Helen has only done a tiny bit with foreign languages - German and Latin - since my last update on this a year ago.
I had hoped to go through the Hueber Spielerisch Deutsch Lernen books with her at a page a day, but we're not even managing a page a month, so we're still on the "Vorschule" books (I suggest it regularly but never push). We also made it to one "Kinder Spass" session just before lockdown.
But Helen loves listening to German songs - from the Hueber Lieder und Reime book and from "Sing mit mir - Kinderlieder" on Youtube - likes to count in German, draws rainbows with colour labels in German, and enjoys jokes about "German children always being kinder". And the other day she was trying to teach Camilla "Handtuch".

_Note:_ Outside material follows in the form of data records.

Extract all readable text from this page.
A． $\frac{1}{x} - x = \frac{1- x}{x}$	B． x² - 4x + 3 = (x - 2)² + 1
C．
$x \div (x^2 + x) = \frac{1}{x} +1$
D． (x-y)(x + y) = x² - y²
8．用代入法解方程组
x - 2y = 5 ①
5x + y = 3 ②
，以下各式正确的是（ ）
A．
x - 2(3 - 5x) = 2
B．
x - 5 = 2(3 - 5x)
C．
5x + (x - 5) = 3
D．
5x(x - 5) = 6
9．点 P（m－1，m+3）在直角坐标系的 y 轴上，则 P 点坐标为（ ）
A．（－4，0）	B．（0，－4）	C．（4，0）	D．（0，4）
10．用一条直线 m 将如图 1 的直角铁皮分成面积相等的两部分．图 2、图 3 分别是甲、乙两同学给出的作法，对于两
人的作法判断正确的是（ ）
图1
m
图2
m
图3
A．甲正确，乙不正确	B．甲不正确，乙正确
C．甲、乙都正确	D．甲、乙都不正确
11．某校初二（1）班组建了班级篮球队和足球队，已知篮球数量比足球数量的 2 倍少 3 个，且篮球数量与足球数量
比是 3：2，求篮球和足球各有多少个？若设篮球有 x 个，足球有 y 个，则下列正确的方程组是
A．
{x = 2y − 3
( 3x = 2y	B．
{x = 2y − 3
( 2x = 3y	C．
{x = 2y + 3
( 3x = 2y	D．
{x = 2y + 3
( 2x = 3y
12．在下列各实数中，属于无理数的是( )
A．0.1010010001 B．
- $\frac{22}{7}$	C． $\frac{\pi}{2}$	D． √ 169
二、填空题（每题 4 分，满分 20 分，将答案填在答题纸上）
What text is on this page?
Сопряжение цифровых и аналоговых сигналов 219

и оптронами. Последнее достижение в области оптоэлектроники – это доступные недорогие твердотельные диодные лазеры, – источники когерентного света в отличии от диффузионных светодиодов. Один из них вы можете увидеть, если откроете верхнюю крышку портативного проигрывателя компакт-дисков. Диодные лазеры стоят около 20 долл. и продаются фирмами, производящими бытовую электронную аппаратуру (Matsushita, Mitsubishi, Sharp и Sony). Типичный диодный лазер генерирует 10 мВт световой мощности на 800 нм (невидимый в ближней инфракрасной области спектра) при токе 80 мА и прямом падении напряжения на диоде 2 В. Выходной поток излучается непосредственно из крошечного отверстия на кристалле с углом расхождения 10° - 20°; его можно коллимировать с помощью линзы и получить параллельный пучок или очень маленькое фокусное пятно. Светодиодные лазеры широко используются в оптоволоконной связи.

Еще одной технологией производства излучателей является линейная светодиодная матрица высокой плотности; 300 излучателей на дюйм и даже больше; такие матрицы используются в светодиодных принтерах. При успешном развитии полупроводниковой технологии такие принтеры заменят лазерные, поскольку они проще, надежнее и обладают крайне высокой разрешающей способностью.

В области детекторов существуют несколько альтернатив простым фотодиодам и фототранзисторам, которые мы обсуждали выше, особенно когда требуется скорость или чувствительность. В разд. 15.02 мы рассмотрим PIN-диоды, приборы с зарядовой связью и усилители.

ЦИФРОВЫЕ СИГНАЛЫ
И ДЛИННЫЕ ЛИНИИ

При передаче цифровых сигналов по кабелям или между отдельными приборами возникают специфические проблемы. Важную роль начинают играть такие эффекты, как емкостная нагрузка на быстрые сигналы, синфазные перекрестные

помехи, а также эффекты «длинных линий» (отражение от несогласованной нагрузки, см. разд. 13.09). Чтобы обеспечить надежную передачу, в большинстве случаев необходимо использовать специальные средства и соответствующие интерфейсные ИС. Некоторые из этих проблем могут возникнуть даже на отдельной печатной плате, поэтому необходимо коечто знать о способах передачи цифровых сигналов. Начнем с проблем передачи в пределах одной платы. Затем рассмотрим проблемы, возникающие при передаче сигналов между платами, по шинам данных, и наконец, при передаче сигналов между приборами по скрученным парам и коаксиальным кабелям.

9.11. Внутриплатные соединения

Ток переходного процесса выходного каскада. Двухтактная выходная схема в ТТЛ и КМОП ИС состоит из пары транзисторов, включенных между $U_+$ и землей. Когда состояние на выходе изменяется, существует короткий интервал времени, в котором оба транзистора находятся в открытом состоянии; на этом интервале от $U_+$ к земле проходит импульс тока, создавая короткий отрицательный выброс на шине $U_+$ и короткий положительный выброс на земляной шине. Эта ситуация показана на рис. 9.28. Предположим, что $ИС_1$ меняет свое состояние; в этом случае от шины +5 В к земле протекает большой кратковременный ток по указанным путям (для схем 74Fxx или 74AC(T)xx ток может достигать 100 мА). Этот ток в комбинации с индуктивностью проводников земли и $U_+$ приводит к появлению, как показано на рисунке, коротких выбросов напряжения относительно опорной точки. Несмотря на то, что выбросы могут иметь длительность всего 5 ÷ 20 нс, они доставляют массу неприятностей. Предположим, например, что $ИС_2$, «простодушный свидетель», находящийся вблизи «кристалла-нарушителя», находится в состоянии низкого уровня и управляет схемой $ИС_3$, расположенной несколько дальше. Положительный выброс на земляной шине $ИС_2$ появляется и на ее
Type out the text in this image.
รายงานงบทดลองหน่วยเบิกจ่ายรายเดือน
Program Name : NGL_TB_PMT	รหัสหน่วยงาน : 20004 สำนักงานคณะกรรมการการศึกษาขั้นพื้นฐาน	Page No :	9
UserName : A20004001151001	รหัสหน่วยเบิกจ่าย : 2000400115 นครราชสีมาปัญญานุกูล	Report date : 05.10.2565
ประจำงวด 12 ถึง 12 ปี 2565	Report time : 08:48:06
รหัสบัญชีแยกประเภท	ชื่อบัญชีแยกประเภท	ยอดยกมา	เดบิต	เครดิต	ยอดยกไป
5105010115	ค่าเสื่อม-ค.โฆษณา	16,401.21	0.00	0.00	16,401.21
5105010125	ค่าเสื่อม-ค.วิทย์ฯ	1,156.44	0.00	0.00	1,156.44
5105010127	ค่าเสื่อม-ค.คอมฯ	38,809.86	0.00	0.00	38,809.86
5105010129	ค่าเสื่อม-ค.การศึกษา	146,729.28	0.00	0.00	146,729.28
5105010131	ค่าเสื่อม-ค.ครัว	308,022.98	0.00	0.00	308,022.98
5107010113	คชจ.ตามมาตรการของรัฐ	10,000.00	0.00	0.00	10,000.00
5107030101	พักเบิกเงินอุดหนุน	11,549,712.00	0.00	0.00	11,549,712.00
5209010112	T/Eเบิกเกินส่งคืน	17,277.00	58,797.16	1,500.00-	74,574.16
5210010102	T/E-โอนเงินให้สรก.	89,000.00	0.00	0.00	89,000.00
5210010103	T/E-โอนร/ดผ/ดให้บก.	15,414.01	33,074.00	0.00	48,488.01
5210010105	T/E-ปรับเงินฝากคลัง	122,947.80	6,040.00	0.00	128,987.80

Learning Latin from the Minimus book never took off either, though I think that's a nicely put together text. On a hunch I got a copy of Getting Started with Latin, which is a slow moving but very traditional text, and we're thirty lessons into that. Helen can now be heard chanting "sum es est sumus estis sunt", though she's still bedding down the idea of verb conjugation
She thinks German is harder than Latin because of the noun genders — she's got as far as having to pick between "ein/mein/dein" and "eine/meine/deine" — so I had to confess to her that Latin has those too. So far she's only seen regular 1st declension nouns, in the nominative and accusative singular and plural. Some of the grammar involved with this she knows from school, but some of it is new. (Grammar was out of fashion when I was in primary school, so I learned almost all my traditional grammar from studying Latin.)
Meanwhile, partly because it was an old interest of mine as a teenager and partly as a model for Helen, I've started on The Cambridge Introduction to Sanskrit. Not sure how far I'll get, but I'm having fun learning the devanagari syllabary. And now that's got Helen trying a Sanskrit for Children booklet!